Perhaps the greatest catalyst for the rebound in market sentiment in 2019 has been the Fed’s policy pivot that began in early January. Just one month before, Fed leaders were defiant in the face of heightened market volatility and much external criticism, particularly from the White House. At the December meeting, the FOMC raised the fed funds rate and, more importantly, maintained its guidance for continued rate hikes in 2019 and beyond. Equity markets deteriorated further before the FOMC capitulated in January and began using the word “patience” with regards to future policy decisions.
There has been more market focus in recent days/weeks on yield curve inversion, as participants attempt to interpret the implications of the change in rates and curve slope.
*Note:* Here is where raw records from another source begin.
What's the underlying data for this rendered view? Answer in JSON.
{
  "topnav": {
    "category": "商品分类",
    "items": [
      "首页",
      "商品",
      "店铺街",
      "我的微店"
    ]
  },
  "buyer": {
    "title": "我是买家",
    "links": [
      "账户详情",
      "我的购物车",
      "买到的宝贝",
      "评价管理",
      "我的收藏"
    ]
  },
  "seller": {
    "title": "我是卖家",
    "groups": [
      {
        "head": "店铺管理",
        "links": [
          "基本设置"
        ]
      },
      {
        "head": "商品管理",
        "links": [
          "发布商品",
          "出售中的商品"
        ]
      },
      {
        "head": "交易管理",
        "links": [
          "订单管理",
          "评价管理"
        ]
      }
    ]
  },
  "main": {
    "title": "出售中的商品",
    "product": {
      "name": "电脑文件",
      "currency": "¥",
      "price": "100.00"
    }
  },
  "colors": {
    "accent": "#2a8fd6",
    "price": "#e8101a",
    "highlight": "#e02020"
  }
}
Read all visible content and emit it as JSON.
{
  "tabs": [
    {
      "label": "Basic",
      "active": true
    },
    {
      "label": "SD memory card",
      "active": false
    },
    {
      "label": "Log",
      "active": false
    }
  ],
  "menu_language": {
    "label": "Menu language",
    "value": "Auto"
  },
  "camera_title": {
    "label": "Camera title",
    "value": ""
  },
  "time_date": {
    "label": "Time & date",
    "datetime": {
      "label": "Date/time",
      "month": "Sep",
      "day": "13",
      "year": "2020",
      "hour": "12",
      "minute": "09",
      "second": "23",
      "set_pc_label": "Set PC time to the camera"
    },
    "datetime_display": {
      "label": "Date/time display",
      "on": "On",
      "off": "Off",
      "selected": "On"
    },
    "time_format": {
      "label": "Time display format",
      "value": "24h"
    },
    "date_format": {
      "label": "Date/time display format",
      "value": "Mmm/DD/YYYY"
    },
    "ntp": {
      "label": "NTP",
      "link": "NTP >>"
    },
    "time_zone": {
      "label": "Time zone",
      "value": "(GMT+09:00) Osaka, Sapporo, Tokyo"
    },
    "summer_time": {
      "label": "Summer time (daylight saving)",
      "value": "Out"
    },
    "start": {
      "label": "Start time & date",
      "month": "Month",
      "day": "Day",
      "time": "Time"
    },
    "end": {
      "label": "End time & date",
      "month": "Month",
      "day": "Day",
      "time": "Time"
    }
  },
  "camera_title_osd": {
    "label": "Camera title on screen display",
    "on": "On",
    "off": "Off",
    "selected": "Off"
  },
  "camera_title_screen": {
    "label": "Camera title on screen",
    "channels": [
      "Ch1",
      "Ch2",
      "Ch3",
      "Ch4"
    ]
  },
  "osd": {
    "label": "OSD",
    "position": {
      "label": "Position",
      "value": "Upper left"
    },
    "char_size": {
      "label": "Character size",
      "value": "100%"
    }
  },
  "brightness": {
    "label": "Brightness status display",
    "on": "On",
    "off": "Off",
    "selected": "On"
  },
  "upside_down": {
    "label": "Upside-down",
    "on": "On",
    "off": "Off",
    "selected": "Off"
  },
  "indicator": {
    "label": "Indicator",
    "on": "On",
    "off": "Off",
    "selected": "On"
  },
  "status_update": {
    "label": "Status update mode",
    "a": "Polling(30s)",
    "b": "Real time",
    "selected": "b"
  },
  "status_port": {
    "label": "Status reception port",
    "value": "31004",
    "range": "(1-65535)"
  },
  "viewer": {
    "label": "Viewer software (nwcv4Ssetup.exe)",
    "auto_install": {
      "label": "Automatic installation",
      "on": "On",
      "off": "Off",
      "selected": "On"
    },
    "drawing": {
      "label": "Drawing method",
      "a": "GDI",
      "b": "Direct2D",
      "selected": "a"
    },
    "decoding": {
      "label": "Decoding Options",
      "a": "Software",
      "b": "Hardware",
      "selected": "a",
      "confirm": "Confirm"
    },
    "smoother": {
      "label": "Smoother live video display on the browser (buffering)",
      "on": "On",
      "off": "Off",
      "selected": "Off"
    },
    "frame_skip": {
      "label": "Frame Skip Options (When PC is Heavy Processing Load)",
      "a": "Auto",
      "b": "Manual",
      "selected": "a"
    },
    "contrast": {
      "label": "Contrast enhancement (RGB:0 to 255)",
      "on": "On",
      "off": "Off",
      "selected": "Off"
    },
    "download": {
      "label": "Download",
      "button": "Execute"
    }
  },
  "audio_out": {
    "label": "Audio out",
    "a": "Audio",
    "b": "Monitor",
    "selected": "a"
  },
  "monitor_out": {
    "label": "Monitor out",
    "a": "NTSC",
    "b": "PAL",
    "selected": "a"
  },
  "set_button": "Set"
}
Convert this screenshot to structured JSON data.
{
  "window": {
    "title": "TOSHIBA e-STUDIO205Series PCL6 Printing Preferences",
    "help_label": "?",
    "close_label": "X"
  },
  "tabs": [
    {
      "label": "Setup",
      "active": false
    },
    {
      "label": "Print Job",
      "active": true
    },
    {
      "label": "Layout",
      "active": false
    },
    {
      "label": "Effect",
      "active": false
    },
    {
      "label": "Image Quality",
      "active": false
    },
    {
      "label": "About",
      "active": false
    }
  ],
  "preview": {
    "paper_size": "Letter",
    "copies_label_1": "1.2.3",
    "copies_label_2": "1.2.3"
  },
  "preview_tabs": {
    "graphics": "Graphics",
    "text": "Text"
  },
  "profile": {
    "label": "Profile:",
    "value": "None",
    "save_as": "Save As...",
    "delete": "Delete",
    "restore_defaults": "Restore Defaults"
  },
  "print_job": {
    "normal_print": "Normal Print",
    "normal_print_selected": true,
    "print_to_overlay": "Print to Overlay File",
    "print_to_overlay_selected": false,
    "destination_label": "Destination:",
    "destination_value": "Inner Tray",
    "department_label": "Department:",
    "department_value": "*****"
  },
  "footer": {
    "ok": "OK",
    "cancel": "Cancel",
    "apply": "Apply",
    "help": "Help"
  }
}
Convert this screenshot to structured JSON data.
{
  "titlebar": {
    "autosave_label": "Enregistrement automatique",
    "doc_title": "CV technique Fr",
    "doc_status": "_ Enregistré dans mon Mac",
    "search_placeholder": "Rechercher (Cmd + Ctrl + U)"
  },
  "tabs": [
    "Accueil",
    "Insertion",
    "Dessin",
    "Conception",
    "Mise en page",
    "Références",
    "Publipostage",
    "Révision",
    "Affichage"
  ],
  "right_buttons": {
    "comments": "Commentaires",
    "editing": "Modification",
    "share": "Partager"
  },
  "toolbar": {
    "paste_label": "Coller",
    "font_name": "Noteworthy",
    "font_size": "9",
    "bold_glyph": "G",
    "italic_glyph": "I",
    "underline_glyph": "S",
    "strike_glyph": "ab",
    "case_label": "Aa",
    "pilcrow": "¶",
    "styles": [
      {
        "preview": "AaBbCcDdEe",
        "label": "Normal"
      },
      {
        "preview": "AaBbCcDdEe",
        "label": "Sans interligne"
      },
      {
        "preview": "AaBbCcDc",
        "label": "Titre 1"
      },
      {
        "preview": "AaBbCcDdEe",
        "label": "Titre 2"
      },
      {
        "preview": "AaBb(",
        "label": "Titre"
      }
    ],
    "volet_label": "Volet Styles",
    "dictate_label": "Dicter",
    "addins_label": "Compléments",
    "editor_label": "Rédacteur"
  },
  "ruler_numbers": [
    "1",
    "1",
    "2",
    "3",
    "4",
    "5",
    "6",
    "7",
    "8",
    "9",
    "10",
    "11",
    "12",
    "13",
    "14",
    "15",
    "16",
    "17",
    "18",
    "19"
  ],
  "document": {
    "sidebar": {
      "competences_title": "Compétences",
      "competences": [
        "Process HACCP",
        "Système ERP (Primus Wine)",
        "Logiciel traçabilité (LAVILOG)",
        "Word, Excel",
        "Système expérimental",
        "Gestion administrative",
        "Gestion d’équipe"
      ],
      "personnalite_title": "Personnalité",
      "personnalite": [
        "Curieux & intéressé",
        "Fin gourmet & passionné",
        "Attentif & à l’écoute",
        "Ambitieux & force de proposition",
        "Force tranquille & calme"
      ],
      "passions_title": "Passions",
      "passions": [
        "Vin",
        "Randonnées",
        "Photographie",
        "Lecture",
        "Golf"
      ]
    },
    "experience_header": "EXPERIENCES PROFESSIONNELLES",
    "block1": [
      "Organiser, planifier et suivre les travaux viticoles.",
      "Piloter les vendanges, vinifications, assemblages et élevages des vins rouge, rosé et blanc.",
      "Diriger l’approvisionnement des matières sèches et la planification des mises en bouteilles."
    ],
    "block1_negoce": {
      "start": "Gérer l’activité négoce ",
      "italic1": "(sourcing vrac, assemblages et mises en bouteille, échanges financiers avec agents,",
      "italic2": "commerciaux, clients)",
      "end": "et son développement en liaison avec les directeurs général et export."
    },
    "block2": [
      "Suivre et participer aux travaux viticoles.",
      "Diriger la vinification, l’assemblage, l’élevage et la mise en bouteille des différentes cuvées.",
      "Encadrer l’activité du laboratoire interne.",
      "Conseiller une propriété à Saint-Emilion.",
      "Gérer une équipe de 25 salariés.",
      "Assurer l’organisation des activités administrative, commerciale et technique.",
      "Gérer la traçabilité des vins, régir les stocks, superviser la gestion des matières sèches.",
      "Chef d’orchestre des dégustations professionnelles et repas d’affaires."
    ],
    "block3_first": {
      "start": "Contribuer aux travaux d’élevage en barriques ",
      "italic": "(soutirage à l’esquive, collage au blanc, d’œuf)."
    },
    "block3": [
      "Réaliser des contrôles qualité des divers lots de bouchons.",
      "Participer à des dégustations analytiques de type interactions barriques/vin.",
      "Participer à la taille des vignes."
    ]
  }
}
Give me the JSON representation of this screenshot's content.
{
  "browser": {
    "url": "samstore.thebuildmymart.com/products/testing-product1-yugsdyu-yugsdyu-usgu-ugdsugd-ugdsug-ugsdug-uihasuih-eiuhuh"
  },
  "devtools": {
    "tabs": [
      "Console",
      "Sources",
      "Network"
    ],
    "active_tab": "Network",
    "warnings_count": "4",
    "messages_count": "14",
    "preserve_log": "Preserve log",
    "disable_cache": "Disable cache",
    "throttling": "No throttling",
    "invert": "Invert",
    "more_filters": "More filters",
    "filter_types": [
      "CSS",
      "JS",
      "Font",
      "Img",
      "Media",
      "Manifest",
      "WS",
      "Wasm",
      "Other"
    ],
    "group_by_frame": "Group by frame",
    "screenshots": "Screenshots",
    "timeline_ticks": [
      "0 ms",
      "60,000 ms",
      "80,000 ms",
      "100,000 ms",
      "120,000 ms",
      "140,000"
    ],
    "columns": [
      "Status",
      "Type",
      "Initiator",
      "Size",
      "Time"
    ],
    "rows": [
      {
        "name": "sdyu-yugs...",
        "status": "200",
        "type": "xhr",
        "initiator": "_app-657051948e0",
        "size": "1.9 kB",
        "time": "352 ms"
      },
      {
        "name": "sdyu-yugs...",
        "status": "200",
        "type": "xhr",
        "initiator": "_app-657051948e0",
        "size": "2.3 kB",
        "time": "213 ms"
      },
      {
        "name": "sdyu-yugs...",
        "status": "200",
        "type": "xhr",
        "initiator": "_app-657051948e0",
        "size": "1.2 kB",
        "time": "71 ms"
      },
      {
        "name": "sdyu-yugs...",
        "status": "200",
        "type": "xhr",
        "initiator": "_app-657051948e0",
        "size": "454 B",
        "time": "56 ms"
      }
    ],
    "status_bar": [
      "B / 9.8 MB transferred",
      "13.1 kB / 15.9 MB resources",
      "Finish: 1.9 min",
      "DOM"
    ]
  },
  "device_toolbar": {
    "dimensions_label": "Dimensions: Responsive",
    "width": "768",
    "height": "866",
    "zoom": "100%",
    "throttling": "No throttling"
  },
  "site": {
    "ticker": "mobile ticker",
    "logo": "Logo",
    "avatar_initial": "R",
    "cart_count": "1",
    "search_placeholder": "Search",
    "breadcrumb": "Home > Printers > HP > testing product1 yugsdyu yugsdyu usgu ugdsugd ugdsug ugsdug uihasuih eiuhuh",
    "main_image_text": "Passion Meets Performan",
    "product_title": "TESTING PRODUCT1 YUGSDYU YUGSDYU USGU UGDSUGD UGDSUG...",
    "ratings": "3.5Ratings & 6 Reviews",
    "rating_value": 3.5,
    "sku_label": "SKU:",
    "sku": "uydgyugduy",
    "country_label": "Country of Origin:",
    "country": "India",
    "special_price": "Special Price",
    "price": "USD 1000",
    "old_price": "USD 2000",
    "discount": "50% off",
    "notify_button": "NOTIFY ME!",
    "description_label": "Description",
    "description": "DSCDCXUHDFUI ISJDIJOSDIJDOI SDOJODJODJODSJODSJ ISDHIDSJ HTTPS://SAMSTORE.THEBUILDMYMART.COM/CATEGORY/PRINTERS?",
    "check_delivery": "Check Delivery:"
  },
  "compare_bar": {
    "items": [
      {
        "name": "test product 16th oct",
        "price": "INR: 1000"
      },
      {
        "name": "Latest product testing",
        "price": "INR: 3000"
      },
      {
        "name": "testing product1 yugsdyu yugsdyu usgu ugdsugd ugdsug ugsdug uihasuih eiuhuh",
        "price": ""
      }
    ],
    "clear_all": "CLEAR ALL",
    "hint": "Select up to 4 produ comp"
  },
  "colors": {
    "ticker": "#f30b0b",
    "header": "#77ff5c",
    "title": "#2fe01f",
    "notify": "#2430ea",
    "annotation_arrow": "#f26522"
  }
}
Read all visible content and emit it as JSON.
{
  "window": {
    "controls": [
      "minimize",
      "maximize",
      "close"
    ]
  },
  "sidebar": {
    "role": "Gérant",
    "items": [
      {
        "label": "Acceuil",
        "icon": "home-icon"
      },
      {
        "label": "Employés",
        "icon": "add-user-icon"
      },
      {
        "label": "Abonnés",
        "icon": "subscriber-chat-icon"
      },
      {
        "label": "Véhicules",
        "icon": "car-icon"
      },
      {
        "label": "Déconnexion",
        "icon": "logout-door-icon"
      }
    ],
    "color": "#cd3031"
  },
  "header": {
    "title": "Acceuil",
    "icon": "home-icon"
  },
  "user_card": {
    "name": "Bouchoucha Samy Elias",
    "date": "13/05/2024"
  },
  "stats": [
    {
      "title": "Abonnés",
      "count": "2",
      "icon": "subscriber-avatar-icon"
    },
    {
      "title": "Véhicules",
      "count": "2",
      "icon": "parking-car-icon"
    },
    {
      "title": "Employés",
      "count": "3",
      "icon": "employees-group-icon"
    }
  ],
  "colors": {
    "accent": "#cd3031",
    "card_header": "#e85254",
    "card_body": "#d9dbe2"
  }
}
The 3-month/10-year inversion was widely noted, but another important measure of curve slope highlighted in the last year by Fed staff members was also noteworthy. In June 2018, Eric Engstrom and Steven Sharpe of the New York Fed wrote an article titled “(Don’t Fear) The Yield Curve,” in which they discounted the usefulness of far-term yield spreads, such as the 2-year/10-year spread, at gauging market expectations for Fed policy and, consequently, the high historical correlation of inverted yield curves and recessions. Alternatively, the article opined that a “near-term forward spread” was more intuitive choice in assessing these factors, and the metric used was a 3-month Treasury bill.
As we look out and try to examine the current environment, there certainly are risks. The most meaningful would be the result of the U.S.-China trade talks. Our stance has been that we expect positives over the intermediate term. However, if the current talks fall apart or a solid agreement that, among other things, removes U.S. tariffs does not come to fruition, then there would likely be downside risk in the stock market. At MRM we are very vigilant.